Linked to foisting what I’m referring to as “culture” upon local populations in the name of human rights is the breaking of “tradition.” What I mean by tradition are the standard practices of the people aid workers come to help. Talal Asad notes that “most human rights theorists don’t address seriously enough the thought that human rights is part of a great work of conversion.” This statement includes cultural conversions, particularly in language and its usage. But it also includes customs and practices. Save the Children lists as its primary goal to “help children and families help themselves.”
Implicit in this statement is an understanding of critiques of rights workers from dependency perspectives. The goal is to foster internal and sustainable growth rather than providing food that necessarily comes from the outside.

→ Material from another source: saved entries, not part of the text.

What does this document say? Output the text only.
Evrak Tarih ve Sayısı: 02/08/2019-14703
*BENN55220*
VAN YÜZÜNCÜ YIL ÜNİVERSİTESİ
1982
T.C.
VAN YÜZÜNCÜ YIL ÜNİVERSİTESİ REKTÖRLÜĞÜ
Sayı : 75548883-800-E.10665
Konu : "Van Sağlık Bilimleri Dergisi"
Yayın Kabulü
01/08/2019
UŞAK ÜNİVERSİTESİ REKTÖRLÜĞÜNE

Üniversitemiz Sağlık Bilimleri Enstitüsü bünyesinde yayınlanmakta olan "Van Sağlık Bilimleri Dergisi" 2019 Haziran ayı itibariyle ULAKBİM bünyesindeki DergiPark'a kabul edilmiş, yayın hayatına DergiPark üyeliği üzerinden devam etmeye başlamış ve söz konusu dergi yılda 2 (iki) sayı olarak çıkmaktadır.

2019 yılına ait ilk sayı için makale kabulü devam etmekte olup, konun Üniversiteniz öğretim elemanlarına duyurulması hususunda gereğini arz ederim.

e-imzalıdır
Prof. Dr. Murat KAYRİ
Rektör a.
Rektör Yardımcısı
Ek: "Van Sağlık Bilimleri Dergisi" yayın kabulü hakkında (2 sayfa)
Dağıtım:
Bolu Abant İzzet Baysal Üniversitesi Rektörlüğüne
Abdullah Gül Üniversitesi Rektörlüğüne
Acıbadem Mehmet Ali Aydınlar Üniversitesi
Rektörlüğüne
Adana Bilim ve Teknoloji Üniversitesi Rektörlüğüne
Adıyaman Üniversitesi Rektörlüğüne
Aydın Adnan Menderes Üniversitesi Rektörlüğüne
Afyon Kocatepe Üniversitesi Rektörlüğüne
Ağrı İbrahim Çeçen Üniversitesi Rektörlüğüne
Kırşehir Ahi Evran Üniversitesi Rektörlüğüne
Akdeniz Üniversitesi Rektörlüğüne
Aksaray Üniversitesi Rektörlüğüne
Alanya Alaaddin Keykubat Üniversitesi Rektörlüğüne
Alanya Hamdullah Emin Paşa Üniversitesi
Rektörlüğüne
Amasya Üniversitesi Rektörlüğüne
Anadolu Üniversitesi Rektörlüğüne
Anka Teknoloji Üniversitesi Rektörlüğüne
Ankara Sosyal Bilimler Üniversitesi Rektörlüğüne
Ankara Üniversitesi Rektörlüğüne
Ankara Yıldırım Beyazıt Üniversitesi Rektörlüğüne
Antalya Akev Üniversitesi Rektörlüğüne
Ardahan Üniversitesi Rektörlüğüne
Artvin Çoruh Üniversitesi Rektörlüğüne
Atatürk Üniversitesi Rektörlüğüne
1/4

However, also implicit and significantly more pernicious is the idea that the societies “touched” by Save the Children are incapable of “helping themselves” without outside assistance. As already mentioned, rights workers are coming from a context totally outside of the sphere within which they work. The presumption is that a foreign (likely Western) worker with no knowledge of the language, culture, history, sewage, draining, practices, bureaucracy, economy, and/or law is necessary to teach the (even MORE ignorant) local how to grow crops or find ways to feed their family. Or failing that on how to get an education, or address health needs or the myriad things that qualify as necessary human rights.
As in the cultural example, it’s not enough that the worker coming in is wholly ignorant of local traditions. Instead they foist their own notions of how these rights (which already are framed in the English language and specifically American) need to be addressed, necessarily with reference to what they and their organization know rather than what the (unknown) local context is. In this way human rights ceases to be about “human abuse of human beings” and instead about “undermining styles of life.
It is people who are pushed, seduced, coerced, or persuaded into trying to change themselves into something else.” Asad’s argument here mirrors exactly the language of Save the Children, or of Amnesty or HRW or the vast majority of human rights organizations. A foreign organization dictating the terms of how a community must protect its own “human rights” necessarily means that they are dictating the changes the community must make. When combined with the fact that those changes aren’t based on knowledge on the ground this is highly problematic.